Search code examples
pythonalgorithmscipynetworkxminimum-spanning-tree

Efficiently Find Approximate Minimum Spanning Tree of a Large Graph


I have a large number of nodes, ~25000, each with a 3D position.

I want to produce a sparsely connected graph, with edges given by the distance between nodes, for use in a GNN.

Algorithms to find the Minimum Spanning Tree (MST) typically rely on starting first with the fully connected graph, then removing nodes to find the MST. This is very slow for large graphs.

To try to speed this up, I tried using scipy's sparse_distance_matrix to limit the radius of initial connections to the maximum nearest neighbor distance, but this results in multiple connected components for some graphs.

(Example for a smaller graph of this method not working:)

Example for a small graph

Here's what I've tried:

import numpy as np
from scipy.sparse.csgraph import minimum_spanning_tree
from scipy.spatial import KDTree
from scipy.spatial import distance_matrix

# Create a random set of 25000 node positions
positions = np.random.normal(loc=500000, scale=10000, size=(25000, 3))
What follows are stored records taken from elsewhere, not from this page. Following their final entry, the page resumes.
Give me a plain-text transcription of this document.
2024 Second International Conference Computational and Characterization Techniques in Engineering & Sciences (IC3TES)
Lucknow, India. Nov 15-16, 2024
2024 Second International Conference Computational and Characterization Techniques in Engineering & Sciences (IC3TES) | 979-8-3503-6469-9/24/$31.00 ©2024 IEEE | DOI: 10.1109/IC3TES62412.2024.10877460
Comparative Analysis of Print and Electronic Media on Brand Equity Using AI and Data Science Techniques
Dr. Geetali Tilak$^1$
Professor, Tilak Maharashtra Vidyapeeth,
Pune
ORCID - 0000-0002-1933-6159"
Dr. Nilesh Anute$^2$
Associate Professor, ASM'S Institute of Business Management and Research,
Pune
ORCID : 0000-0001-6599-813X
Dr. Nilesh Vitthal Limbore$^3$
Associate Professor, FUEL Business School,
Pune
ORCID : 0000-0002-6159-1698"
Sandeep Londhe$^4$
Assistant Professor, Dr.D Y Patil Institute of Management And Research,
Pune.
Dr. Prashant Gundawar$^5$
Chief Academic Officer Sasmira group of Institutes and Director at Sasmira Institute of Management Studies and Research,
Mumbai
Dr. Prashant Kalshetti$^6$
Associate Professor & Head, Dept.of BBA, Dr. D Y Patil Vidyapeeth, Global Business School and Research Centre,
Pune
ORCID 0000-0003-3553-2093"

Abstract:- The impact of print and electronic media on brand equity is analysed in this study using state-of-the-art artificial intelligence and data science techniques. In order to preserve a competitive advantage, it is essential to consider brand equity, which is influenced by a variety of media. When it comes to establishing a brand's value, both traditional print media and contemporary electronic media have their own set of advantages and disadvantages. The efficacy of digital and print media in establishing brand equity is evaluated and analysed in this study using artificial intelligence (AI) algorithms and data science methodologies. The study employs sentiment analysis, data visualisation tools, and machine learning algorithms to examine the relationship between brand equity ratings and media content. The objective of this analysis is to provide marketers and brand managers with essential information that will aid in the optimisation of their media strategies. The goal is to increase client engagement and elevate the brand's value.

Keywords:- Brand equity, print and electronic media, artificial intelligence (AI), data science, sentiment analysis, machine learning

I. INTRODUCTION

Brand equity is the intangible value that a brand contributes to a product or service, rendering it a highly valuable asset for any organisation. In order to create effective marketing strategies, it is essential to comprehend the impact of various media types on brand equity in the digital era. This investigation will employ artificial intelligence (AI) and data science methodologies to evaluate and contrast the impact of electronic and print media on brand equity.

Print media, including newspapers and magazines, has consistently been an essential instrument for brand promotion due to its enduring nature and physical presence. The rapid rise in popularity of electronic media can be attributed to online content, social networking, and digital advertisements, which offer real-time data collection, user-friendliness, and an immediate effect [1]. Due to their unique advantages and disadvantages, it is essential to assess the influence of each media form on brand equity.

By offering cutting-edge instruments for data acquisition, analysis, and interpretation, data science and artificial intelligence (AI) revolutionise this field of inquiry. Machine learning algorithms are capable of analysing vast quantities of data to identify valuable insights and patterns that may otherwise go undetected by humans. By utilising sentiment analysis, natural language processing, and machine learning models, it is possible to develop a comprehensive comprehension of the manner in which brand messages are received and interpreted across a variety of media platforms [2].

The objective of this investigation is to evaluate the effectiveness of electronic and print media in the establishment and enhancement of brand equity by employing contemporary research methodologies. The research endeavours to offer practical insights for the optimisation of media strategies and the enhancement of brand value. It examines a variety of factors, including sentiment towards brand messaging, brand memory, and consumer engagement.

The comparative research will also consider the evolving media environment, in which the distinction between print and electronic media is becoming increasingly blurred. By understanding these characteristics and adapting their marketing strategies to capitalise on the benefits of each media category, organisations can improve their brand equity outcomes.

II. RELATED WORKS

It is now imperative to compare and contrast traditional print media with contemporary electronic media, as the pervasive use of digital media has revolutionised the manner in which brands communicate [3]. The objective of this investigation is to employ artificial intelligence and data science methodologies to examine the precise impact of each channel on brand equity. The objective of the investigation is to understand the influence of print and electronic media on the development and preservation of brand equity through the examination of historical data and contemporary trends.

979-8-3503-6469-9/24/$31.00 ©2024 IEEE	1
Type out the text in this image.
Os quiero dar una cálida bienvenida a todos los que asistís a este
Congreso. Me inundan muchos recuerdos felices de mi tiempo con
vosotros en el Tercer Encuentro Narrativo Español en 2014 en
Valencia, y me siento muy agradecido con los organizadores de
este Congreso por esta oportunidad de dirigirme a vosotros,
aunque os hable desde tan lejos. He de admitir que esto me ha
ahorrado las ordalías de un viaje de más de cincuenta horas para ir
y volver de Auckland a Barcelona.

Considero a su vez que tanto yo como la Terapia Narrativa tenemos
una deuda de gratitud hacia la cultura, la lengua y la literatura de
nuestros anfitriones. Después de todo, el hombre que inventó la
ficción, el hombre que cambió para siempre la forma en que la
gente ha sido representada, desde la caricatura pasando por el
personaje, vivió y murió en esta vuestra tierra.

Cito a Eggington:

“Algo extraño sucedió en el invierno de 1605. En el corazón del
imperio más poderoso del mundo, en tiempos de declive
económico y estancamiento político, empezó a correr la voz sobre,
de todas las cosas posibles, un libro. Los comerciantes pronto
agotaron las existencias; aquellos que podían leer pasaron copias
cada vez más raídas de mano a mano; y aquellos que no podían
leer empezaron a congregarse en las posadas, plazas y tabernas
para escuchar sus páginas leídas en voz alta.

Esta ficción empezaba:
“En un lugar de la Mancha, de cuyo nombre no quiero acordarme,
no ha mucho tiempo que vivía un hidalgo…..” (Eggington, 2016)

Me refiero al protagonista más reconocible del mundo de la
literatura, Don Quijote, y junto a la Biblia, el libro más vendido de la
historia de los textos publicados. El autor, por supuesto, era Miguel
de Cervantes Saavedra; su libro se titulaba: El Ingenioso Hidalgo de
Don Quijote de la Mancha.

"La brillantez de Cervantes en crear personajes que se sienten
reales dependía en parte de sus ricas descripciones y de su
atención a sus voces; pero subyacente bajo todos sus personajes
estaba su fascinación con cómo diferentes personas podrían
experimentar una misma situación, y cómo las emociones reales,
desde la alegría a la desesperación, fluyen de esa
# Method 1: Full MST Search (Too Slow)
dist_matrix = distance_matrix(positions, positions)
mst = minimum_spanning_tree(dist_matrix)


# Method 2: Start from sparse matrix (Results in multiple connected components)
kdtree = KDTree(positions)

# Find the maximum nearest neighbour distance for the graph
distances, _ = kdtree.query(positions, k=2)
max_neighbour_distance = np.max(distances[:, 1])
max_neighbour_distance = np.ceil(max_neighbour_distance) # Round up to avoid floating point errors in MST search


# Threshold the distance matrix by this distance
sparse_dist_matrix = kdtree.sparse_distance_matrix(kdtree, max_neighbour_distance, output_type="coo_matrix")

mst = minimum_spanning_tree(sparse_dist_matrix)

G = nx.from_scipy_sparse_array(mst)

I don't need the true minimum spanning tree, just for the graph to be connected with as few as possible edges to speed up GNN performance. Even the sparse method is too slow for some graphs.

I considered a method based on https://www.cs.umd.edu/~mount/Papers/soda16-emst.pdf but it looks hard to implement, i.e. scipy doesn't have quadtrees.

Converting the fully distance matrix to a networkx graph then using their implementation of Boruvka's algorithm is even slower, it's not intended for large graphs. Adding a multiplier to max_neighbor_distance would help ensure there's only one connected component, but would also increase processing time and won't always be enough.


Solution

  • The Euclidean distance minimum spanning tree for a set of points is a subgraph of the Delaunay triangulation, which has a linear number of edges.

    Scipy has a method for calculating the Delaunay triangulation efficiently.